I suddenly left my house, not knowing where to go, who is going to help me out or how my life is going to be like! What was more essential was to run away from the danger and death… my main concern was to protect myself, my wife and children from losing our lives… I have never imagined, ever in my life, that I will go through such circumstances, neither have I thought that it could ever happen! Meanwhile the world remains watching how people are dying! Sometimes, we were able to spot over than seven warplanes in the city’s sky doing a rotation bombing the city districts.
When we were displaced from our house, I was marking my students’ exams papers… My connection to my students is like being their father and they are my children… The schooling stopped, and we got displaced all of a sudden… I wonder what happened to them, are they well? I have no clue! May God protect them. Unfortunately, I could not finish marking their test papers. When we were displaced, I only gathered my valuable belonging quickly and left.! The test papers remained at home and left behind, I still hope that if I go back to my house and it is in good shape and the papers are still there, I will finish marking them and give the students their results. Perhaps, If the time could go back when I was at home, I could have done them quicker than usual or took the papers out from the house with me.

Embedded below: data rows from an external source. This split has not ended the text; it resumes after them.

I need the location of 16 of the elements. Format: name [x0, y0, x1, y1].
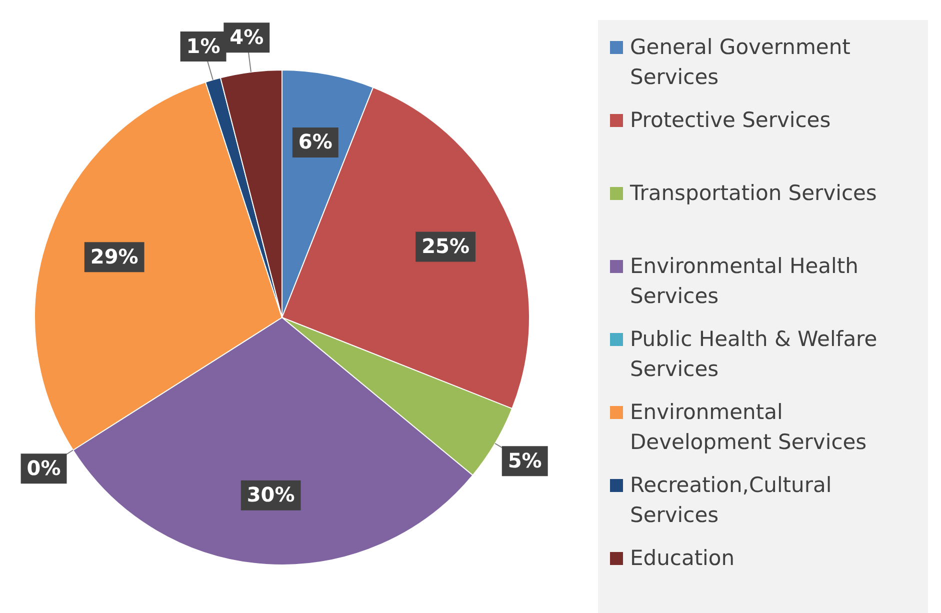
legend-label: Recreation,Cultural Services	[630, 472, 833, 529]
legend-label: Environmental Development Services	[630, 399, 868, 456]
text: 0%	[26, 456, 61, 480]
data-label: 30%	[246, 482, 295, 507]
data-label: 6%	[298, 130, 332, 154]
legend-label: Environmental Health Services	[630, 253, 860, 310]
data-label: 4%	[230, 24, 264, 49]
data-label: 25%	[422, 234, 470, 258]
data-label: 5%	[508, 448, 542, 472]
legend-label: General Government Services	[630, 34, 852, 91]
legend-label: Education	[630, 545, 735, 572]
legend-label: Transportation Services	[630, 180, 877, 207]
data-label: 29%	[90, 244, 138, 268]
legend-label: Protective Services	[630, 107, 831, 134]
legend-label: Public Health & Welfare Services	[630, 326, 878, 383]
data-label: 1%	[186, 34, 220, 58]
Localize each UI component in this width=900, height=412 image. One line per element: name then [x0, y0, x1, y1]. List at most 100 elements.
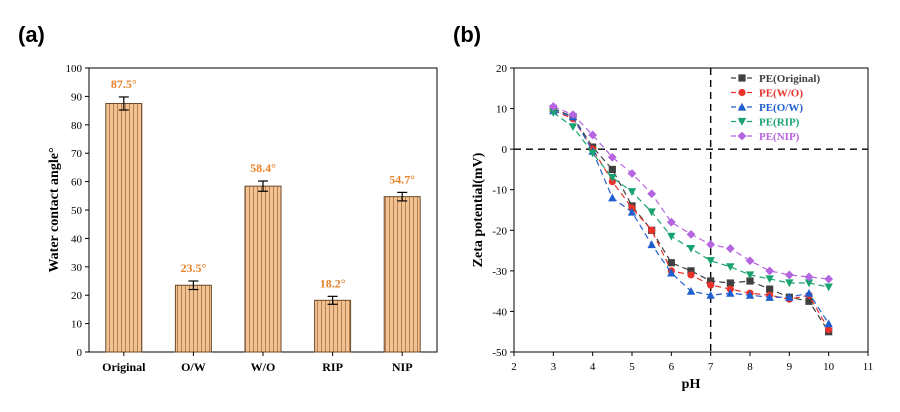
data-point: [588, 149, 597, 158]
panel-label-a: (a): [18, 22, 45, 47]
data-point: [706, 257, 715, 265]
y-tick-label: 70: [71, 148, 83, 160]
legend: PE(Original) PE(W/O) PE(O/W) PE(RIP) PE(NIP): [731, 73, 820, 143]
data-point: [667, 259, 675, 267]
data-point: [667, 268, 676, 277]
data-point: [824, 319, 833, 328]
data-point: [706, 240, 716, 249]
x-tick-label: 3: [551, 361, 557, 373]
data-point: [765, 266, 775, 276]
data-point: [648, 226, 656, 234]
y-tick-label: 30: [71, 262, 83, 274]
data-point: [726, 263, 735, 271]
data-label: 18.2°: [320, 276, 346, 290]
line-chart: -50 -40 -30 -20 -10 0 10 20 2 3 4 5 6 7 8 9 10 11 PE(Origi…: [471, 63, 873, 392]
y-tick-label: -20: [492, 225, 507, 237]
y-tick-label: 10: [496, 104, 508, 116]
y-tick-label: 60: [71, 177, 83, 189]
data-point: [608, 173, 617, 182]
data-point: [607, 152, 617, 162]
data-point: [785, 293, 794, 301]
data-point: [766, 285, 774, 293]
data-point: [608, 193, 617, 202]
x-tick-label: 5: [629, 361, 635, 373]
bar: [105, 103, 143, 353]
data-point: [548, 102, 558, 111]
data-point: [804, 272, 814, 282]
data-point: [765, 293, 774, 301]
plot-frame: [513, 67, 869, 353]
data-point: [686, 229, 696, 239]
data-point: [805, 297, 813, 305]
legend-marker: [738, 74, 746, 82]
data-point: [745, 291, 755, 299]
data-label: 58.4°: [250, 161, 276, 175]
y-tick-label: 80: [71, 120, 83, 132]
legend-label: PE(RIP): [759, 117, 800, 129]
data-point: [725, 244, 735, 253]
data-point: [568, 110, 578, 120]
legend-label: PE(Original): [759, 73, 820, 85]
x-tick-label: 4: [590, 361, 596, 373]
data-point: [627, 207, 637, 216]
data-point: [667, 232, 676, 241]
bar: [383, 196, 421, 353]
y-tick-label: 0: [77, 347, 83, 359]
data-point: [726, 279, 734, 287]
series-3: [549, 109, 833, 292]
data-point: [666, 217, 676, 227]
y-tick-label: 0: [502, 144, 508, 156]
data-point: [706, 291, 715, 299]
y-axis-title: Water contact angle°: [47, 147, 62, 272]
data-point: [568, 123, 578, 132]
x-tick-label: Original: [102, 360, 146, 374]
data-point: [707, 281, 715, 289]
bar-chart: 0 10 20 30 40 50 60 70 80 90 100 87.5° Original 23.5°…: [47, 63, 438, 374]
data-point: [804, 279, 814, 288]
x-tick-label: 7: [708, 361, 714, 373]
legend-label: PE(O/W): [759, 102, 803, 114]
data-point: [825, 326, 833, 334]
x-tick-label: 11: [863, 361, 874, 373]
data-point: [745, 271, 755, 280]
y-tick-label: -30: [492, 266, 507, 278]
bar: [314, 299, 352, 353]
data-point: [745, 256, 755, 266]
data-point: [824, 283, 833, 292]
data-point: [726, 288, 735, 297]
data-point: [784, 270, 794, 280]
y-tick-label: -50: [492, 347, 507, 359]
y-tick-label: 40: [71, 233, 83, 245]
x-tick-label: 9: [787, 361, 793, 373]
data-point: [765, 275, 774, 284]
series-4: [548, 102, 834, 284]
data-point: [627, 188, 637, 196]
data-point: [549, 109, 558, 117]
y-tick-label: 90: [71, 91, 83, 103]
data-point: [686, 244, 696, 253]
data-point: [687, 267, 695, 275]
data-label: 54.7°: [389, 172, 415, 186]
data-point: [746, 277, 754, 285]
x-tick-label: O/W: [181, 360, 206, 374]
data-point: [588, 130, 598, 140]
data-point: [824, 274, 834, 284]
panel-label-b: (b): [453, 22, 482, 47]
legend-label: PE(W/O): [759, 88, 803, 100]
x-tick-label: NIP: [392, 360, 413, 374]
y-tick-label: 10: [71, 319, 83, 331]
data-label: 87.5°: [111, 77, 137, 91]
x-tick-label: 2: [511, 361, 517, 373]
data-point: [647, 240, 656, 249]
data-label: 23.5°: [180, 261, 206, 275]
x-tick-label: RIP: [322, 360, 343, 374]
y-tick-label: 20: [496, 63, 508, 75]
data-point: [687, 271, 695, 279]
data-point: [647, 208, 656, 217]
x-tick-label: W/O: [251, 360, 276, 374]
data-point: [608, 165, 616, 174]
legend-label: PE(NIP): [759, 131, 800, 143]
y-tick-label: -10: [492, 185, 507, 197]
data-point: [785, 279, 794, 288]
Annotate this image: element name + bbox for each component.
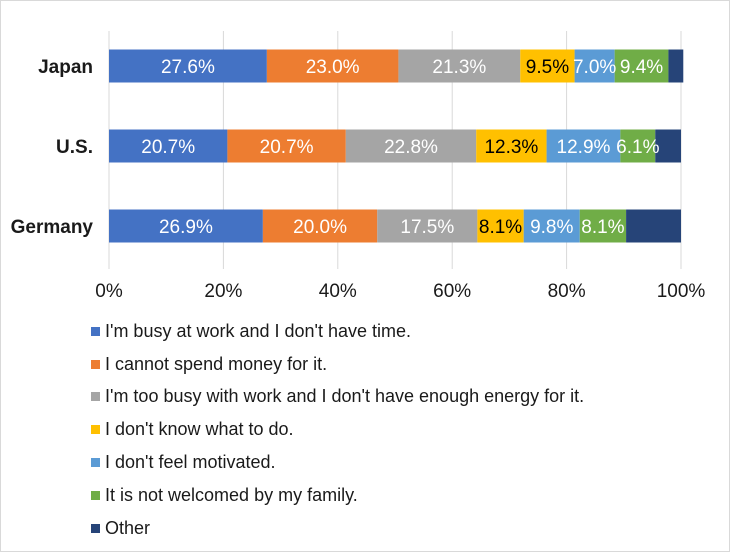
legend-item: I'm busy at work and I don't have time. <box>91 315 584 348</box>
data-label: 20.0% <box>293 217 347 238</box>
data-label: 8.1% <box>479 217 522 238</box>
bar-segment <box>574 49 615 83</box>
legend-item: I don't know what to do. <box>91 413 584 446</box>
x-tick-label: 80% <box>548 281 586 302</box>
data-label: 8.1% <box>581 217 624 238</box>
bar-segment <box>668 49 684 83</box>
legend-label: Other <box>105 517 151 538</box>
data-label: 23.0% <box>306 57 360 78</box>
legend-label: I'm too busy with work and I don't have … <box>105 386 585 407</box>
bar-segment <box>262 209 378 243</box>
x-axis-ticks: 0% 20% 40% 60% 80% 100% <box>95 281 705 302</box>
stacked-bar-chart: 27.6% 23.0% 21.3% 9.5% 7.0% 9.4% 20.7% 20.7% 22.… <box>11 31 705 302</box>
data-label: 17.5% <box>400 217 454 238</box>
bar-segment <box>546 129 621 163</box>
legend-label: I don't know what to do. <box>105 419 294 440</box>
data-label: 9.4% <box>620 57 663 78</box>
legend-swatch <box>91 523 100 533</box>
data-label: 20.7% <box>260 137 314 158</box>
category-label: Germany <box>11 217 94 238</box>
bar-segment <box>614 49 669 83</box>
legend-swatch <box>91 425 100 435</box>
legend-item: Other <box>91 512 584 545</box>
x-tick-label: 20% <box>204 281 242 302</box>
data-label: 27.6% <box>161 57 215 78</box>
data-label: 7.0% <box>573 57 616 78</box>
bar-segment <box>109 49 267 83</box>
category-labels: Japan U.S. Germany <box>11 57 94 238</box>
data-label: 26.9% <box>159 217 213 238</box>
legend-label: I'm busy at work and I don't have time. <box>105 320 412 341</box>
legend-swatch <box>91 458 100 468</box>
legend-item: It is not welcomed by my family. <box>91 479 584 512</box>
bar-segment <box>579 209 627 243</box>
bar-segment <box>377 209 478 243</box>
data-label: 6.1% <box>616 137 659 158</box>
bar-segment <box>523 209 580 243</box>
bar-segment <box>655 129 681 163</box>
bar-segment <box>109 129 228 163</box>
legend: I'm busy at work and I don't have time. I… <box>91 315 584 545</box>
legend-swatch <box>91 359 100 369</box>
category-label: U.S. <box>56 137 93 158</box>
x-tick-label: 60% <box>433 281 471 302</box>
data-label: 12.9% <box>557 137 611 158</box>
bar-segment <box>520 49 575 83</box>
data-label: 22.8% <box>384 137 438 158</box>
bar-segment <box>227 129 346 163</box>
legend-label: I cannot spend money for it. <box>105 353 328 374</box>
legend-label: I don't feel motivated. <box>105 452 276 473</box>
x-tick-label: 100% <box>657 281 706 302</box>
bar-segment <box>620 129 656 163</box>
legend-item: I don't feel motivated. <box>91 446 584 479</box>
data-label: 12.3% <box>484 137 538 158</box>
bar-segment <box>477 209 524 243</box>
legend-item: I'm too busy with work and I don't have … <box>91 381 584 414</box>
data-label: 20.7% <box>141 137 195 158</box>
data-label: 9.8% <box>530 217 573 238</box>
x-tick-label: 0% <box>95 281 123 302</box>
legend-item: I cannot spend money for it. <box>91 348 584 381</box>
bar-segment <box>398 49 521 83</box>
bar-segment <box>345 129 477 163</box>
category-label: Japan <box>38 57 93 78</box>
legend-label: It is not welcomed by my family. <box>105 484 358 505</box>
data-label: 21.3% <box>432 57 486 78</box>
bar-segment <box>476 129 547 163</box>
bar-segment <box>109 209 263 243</box>
legend-swatch <box>91 490 100 500</box>
bar-segment <box>626 209 681 243</box>
data-label: 9.5% <box>526 57 569 78</box>
bar-segment <box>266 49 399 83</box>
legend-swatch <box>91 392 100 402</box>
x-tick-label: 40% <box>319 281 357 302</box>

In spite of having the bombing sometimes away from me; whenever I hear a rocket or a barrel bomb’s sounds falling from the sky, I feel frightened to death, my heart starts to shake and beat up rapidly, I always feels it so close to me.
One of the most harrowing experiences I have ever lived in my life was while I was giving a daily class to my students, when an airstrike took place nearby our school. We immediately evacuated the students from the class to the school’s corridors where it was relatively safer, not entirely! While that was happening, I had deep inside excruciating feelings, as I was surrounded by children crying out and screaming to me, “For goodness’ sake, oh teacher, we are terrified that we are going to die.” Hearing them saying that felt like an enormous burden on my shoulders to carry, their lives were relying on me, and any decision that I was meant to take at that very moment, would have affected their lives! I was utterly petrified, probably more than the students themselves, yet I had to act otherwise! I had to pretend and try to calm them down, especially that there was no safe place or shelter in the school to escape to, which made me feel even more responsible. The same thing used to happen with my children at home, where I had to tell them some jokes and try to cheer them up, so they forget and get distracted from the airstrikes’ sounds.
When the bombardment campaign began, as a teacher, I was in agony when the decision was made to shutdown educational facilities; nonetheless, even if we did not, parents were not sending their children back to school anyway. These were the most challenging issues that, as a father, mother, teacher, we were trying to figure out over the past years. Whether choosing to send our children to learn at school, yet there will be relative likeliness of them losing their lives… or make them stay at home, where it is relatively safer, with zero-education? For me, as a father, I have been trying to adjust or act parallelly between both very hard choices.
Most children here were displaced with their families heading north towards the Syrian-Turkish borders. The problem is that the camps cannot accept additional numbers of people because houses or tents are overcrowded and no longer available, consequently families had to stay in nowhere under olive-trees, can you imagine how bad it is like?? Families, men, women and children are staying in the middle of nowhere with nothing to keep them alive… and in the hardship of winter.
During my displacement to the north, I passed through multiple camps and villages, where life circumstances of the residents in the camps are very desperate. Thousands of children without education. This had become dominant widespread phenomenal across Idlib in both its southern and northern countryside. Perhaps States across the world and so with the United Nations are not capable of ceasing airstrikes and bombing, I do not know, I am sure, however, that they are able to support education and improve people’s dire situation in both camps and who are sheltering under olive-trees.